Il fantasma accennò un sorriso e alzò un braccio. «I miei appartamenti sono al di là di quella paratia» spiegò. «Mi dispiace, ma non ci sono porte o passaggi tra le due metà della sfera. Passo la maggior parte del tempo da solo, e la privacy è importante per me. Spero che capirete e rispetterete i miei desideri. Sarò comunque un ospite premuroso. Qui in sala può arrivarvi la mia immagine. Altrove, se avete bisogno di qualcosa, se volete parlare con me, basta che usiate un comunicatore. Adesso, riprendete pure a mangiare e a chiacchierare. Ascolterò con piacere. È da tanto tempo che non ho passeggeri a bordo.»
Ci provarono, ma quel fantasma a capotavola gettava una lunga ombra, e il pranzo si svolse frettolosamente, in un’atmosfera carica di tensione.
Royd Eris osservava i suoi passeggeri fin da quando la Nightflyer era entrata nell’iperspazio.
Dopo qualche giorno, la maggior parte degli accademici si era abituata alla voce disincarnata proveniente dai comunicatori e allo spettro olografico nel salone, ma solo Melantha Jhirl e Karoly d’Branin sembravano realmente a proprio agio in sua presenza.

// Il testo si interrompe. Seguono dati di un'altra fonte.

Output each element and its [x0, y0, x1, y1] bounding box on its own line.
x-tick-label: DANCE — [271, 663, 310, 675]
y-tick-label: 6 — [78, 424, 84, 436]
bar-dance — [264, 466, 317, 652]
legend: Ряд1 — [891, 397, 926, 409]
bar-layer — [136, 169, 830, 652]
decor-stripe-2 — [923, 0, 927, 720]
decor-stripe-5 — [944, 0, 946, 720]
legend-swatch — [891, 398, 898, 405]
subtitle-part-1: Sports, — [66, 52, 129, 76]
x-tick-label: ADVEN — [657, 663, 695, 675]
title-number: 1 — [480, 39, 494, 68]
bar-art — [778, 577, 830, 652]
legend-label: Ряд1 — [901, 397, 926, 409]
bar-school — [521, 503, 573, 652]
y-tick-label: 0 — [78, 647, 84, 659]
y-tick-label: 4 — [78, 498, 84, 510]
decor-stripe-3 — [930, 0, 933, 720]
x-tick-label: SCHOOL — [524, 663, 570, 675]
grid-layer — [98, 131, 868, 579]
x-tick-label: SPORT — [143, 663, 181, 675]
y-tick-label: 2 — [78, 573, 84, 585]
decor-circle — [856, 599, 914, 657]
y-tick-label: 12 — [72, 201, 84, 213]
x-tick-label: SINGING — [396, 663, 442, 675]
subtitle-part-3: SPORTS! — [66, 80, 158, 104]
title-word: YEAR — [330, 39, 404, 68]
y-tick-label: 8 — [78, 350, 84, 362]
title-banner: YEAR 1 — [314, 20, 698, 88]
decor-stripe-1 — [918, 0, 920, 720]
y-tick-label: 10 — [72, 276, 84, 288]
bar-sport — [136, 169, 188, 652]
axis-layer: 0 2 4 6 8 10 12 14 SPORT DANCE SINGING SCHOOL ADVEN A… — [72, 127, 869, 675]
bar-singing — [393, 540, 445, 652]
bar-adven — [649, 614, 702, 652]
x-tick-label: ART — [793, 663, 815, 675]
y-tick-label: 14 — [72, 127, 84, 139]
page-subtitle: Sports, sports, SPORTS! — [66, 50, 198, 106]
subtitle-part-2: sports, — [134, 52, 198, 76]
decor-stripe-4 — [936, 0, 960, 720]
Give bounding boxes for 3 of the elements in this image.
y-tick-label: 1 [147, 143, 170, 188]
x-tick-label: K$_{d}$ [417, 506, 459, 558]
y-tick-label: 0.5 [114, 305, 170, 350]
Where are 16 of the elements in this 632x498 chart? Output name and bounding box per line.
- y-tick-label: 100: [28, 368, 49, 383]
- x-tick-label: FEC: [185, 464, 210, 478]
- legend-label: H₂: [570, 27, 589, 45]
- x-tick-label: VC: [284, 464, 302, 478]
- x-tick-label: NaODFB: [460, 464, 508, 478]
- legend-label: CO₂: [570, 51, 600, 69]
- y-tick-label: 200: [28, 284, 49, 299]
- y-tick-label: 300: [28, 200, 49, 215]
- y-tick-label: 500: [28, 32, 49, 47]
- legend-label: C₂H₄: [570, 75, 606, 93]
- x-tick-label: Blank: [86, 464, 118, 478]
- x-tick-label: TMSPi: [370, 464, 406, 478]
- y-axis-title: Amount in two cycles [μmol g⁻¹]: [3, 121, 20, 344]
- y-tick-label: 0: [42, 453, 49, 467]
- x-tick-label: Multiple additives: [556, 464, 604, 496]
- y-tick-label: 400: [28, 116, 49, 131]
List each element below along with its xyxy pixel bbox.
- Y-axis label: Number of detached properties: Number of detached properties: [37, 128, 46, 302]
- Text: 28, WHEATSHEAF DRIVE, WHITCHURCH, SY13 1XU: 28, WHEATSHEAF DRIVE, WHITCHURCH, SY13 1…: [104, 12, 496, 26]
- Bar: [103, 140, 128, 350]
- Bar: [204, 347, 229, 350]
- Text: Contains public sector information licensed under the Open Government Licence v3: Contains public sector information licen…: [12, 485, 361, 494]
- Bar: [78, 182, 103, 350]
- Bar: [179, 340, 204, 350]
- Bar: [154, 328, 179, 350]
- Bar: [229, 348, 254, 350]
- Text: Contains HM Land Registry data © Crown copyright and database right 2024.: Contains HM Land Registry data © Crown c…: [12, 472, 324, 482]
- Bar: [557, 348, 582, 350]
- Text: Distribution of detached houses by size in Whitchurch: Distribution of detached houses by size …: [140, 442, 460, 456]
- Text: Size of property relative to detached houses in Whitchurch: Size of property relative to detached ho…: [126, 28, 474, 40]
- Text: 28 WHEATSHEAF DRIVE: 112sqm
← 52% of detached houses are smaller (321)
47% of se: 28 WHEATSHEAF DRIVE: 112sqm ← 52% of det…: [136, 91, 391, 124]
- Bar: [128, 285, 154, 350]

Gli altri sarebbero stati ancora più disturbati se avessero saputo che Royd era sempre con loro. Sempre e dovunque, lui li spiava. Aveva occhi e orecchie perfino nelle sezioni sanitarie.
Li guardava lavorare, mangiare, dormire, copulare; ascoltava instancabile i loro discorsi. Dopo una settimana li conosceva, tutti e nove, e aveva cominciato a carpire i loro piccoli, miseri segreti.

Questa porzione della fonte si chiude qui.